Жане правильно сближает память с рассказом, но его ошибка в том, что он не только сближает их, но даже отождествляет. Бесспорно неправильно отождествлять память только с репродукцией, и пора наряду с продуктивным воображением восстановить встречающееся еще у Гегеля понятие «продуктивная память», конечно, с соответствующими поправками. Несомненно также, что эта продуктивная (а не только репродуктивная) память проявляет себя именно в речи, т. е. именно вербальная память является продуктивной памятью. Но отсюда еще не следует, что память и рассказ одно и то же. Рассказы Чехова — продукт не только памяти Чехова. Мы изучаем вербальную память обыкновенно на рассказе испытуемого, но мы должны не забывать, что в этом рассказе проявляет себя не только память. Поэтому лучше говорить не о памяти-рассказе, а о вербальной памяти.
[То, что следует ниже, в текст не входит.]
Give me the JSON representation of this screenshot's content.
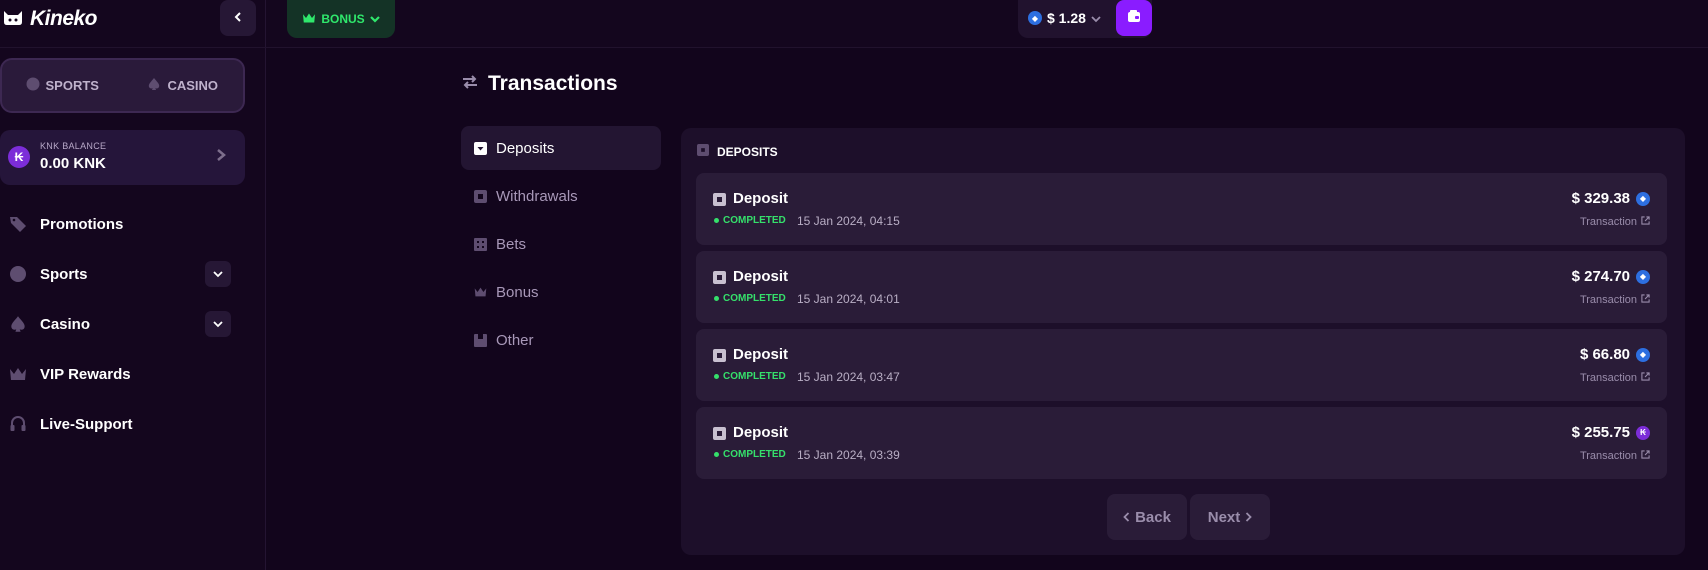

Точно так же правильно Жане сближает проблему памяти и проблему времени, но его выводы из этого сближения нас совершенно не удовлетворяют. Он понимает время чисто идеалистически, и у него время — построение духа, и в частности, в этом построении огромную роль играет память-рассказ, тогда как на самом деле рассказ отражает время как форму бытия, а не создает его.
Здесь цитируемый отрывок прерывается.